问题
Situation
I'm having trouble coming up with a good way to do a certain MongoDb query. First, here's what kind of query I want to do. Assume a simple database which logs entry and exit events (and possibly other actions, doesn't matter) by electronic card swipe. So there's a collection called swipelog
with simple documents which look like this:
{
_id: ObjectId("524ab4790a4c0e402200052c")
name: "John Doe",
action: "entry",
timestamp: ISODate("2013-10-01T1:32:12.112Z")
}
Now I want to list names and their last entry times (and any other fields I may want, but example below uses just these two fields).
Current solution
Here is what I have now, as a "one-liner" for MongoDb JavaScript console:
db.swipelog.distinct('name')
.forEach( function(name) {
db.swipelog.find( { name: name, action:"entry" } )
.sort( { $natural:-1 } )
.limit(1)
.forEach( function(entry) {
printjson( [ entry.name, entry.timestamp ] )
})
})
Which prints something like:
[ "John Doe", ISODate("2013-10-01T1:32:12.112Z")]
[ "Jane Deo", ISODate("2013-10-01T1:36:12.112Z")]
...
Question
I think above has the obvious scaling problem. If there are a hundred names, then 1+100 queries will be made to the database.
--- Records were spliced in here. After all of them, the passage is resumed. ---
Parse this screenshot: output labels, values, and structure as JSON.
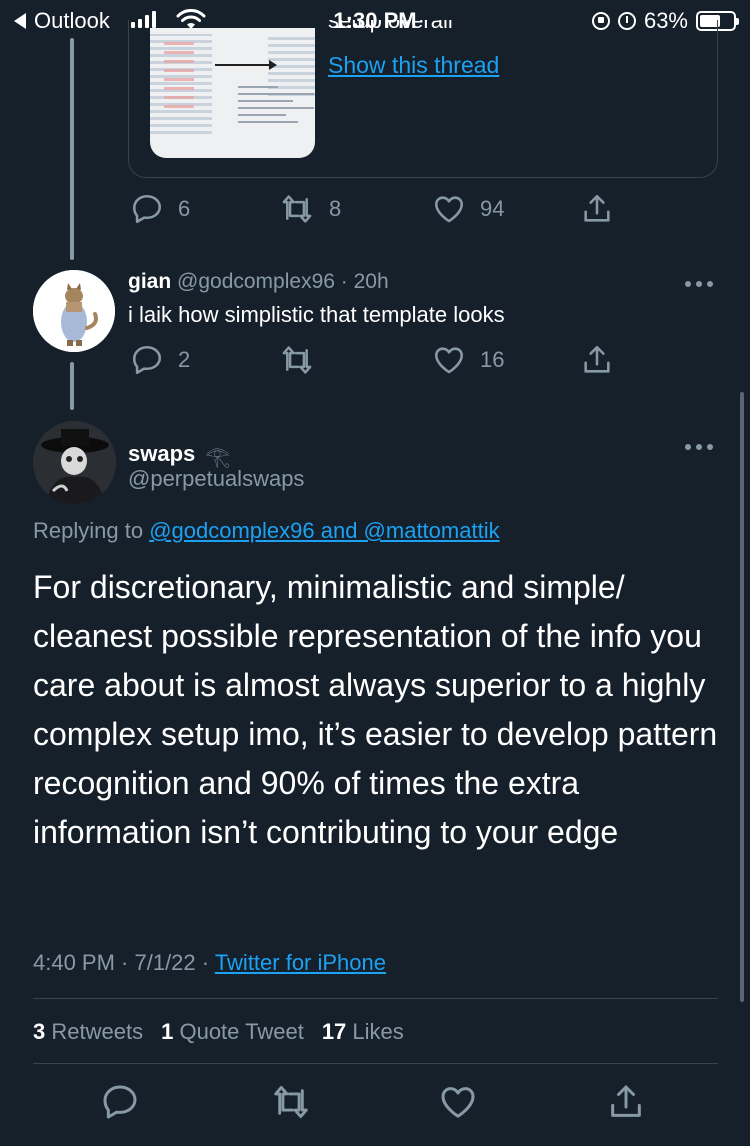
{
  "status_bar": {
    "back_app": "Outlook",
    "time": "1:30 PM",
    "battery": "63%",
    "battery_level": 0.63
  },
  "quoted": {
    "cut_text": "setup overall",
    "show_thread": "Show this thread",
    "actions": {
      "replies": "6",
      "retweets": "8",
      "likes": "94"
    }
  },
  "reply_tweet": {
    "name": "gian",
    "handle": "@godcomplex96",
    "time": "· 20h",
    "text": "i laik how simplistic that template looks",
    "actions": {
      "replies": "2",
      "retweets": "",
      "likes": "16"
    }
  },
  "main_tweet": {
    "name": "swaps",
    "name_emoji": "𓂀",
    "handle": "@perpetualswaps",
    "replying_prefix": "Replying to ",
    "replying_to": "@godcomplex96 and @mattomattik",
    "text": "For discretionary, minimalistic and simple/ cleanest possible representation of the info you care about is almost always superior to a highly complex setup imo, it’s easier to develop pattern recognition and 90% of times the extra information isn’t contributing to your edge",
    "timestamp": "4:40 PM · 7/1/22 · ",
    "source": "Twitter for iPhone",
    "stats": {
      "retweets_count": "3",
      "retweets_label": "Retweets",
      "quotes_count": "1",
      "quotes_label": "Quote Tweet",
      "likes_count": "17",
      "likes_label": "Likes"
    }
  },
  "colors": {
    "background": "#15202b",
    "muted": "#8899a6",
    "link": "#1da1f2",
    "divider": "#38444d"
  }
}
So what is a good/correct way to get "last timestamp
of every distinct name
" ? Changing database structure or adding some collections is ok, if it makes this easier.
回答1:
You can use aggregation framework to achieve this:
db.collection.aggregate(
[
{$match:
{action:'entry'}
},
{$group:
{_id:'$name',
first:
{$max:'$timestamp'}
}
}
])
If you likely to include other fields in the results, you can use the $first operator
db.collection.aggregate(
[
{$match:
{action:'entry'}
},
{$sort:
{name:1, timestamp:-1}
},
{$group:
{_id:'$name',
timestamp: {$first:'$timestamp'},
otherField: {$first:'$otherField'},
}
}
])
回答2:
This answer should be a comment on attish's answer above, but I don't have sufficient rep here to comment
Keep in mind that the aggregation framework cannot return more than 16MB of data. If you have a very large number of users, you may run into this limitation on your production system.
MongoDB 2.6 adds new features to the aggregation framework to deal with this:
db.collection.aggregateCursor()
(temporary name) is identical todb.collection.aggregate()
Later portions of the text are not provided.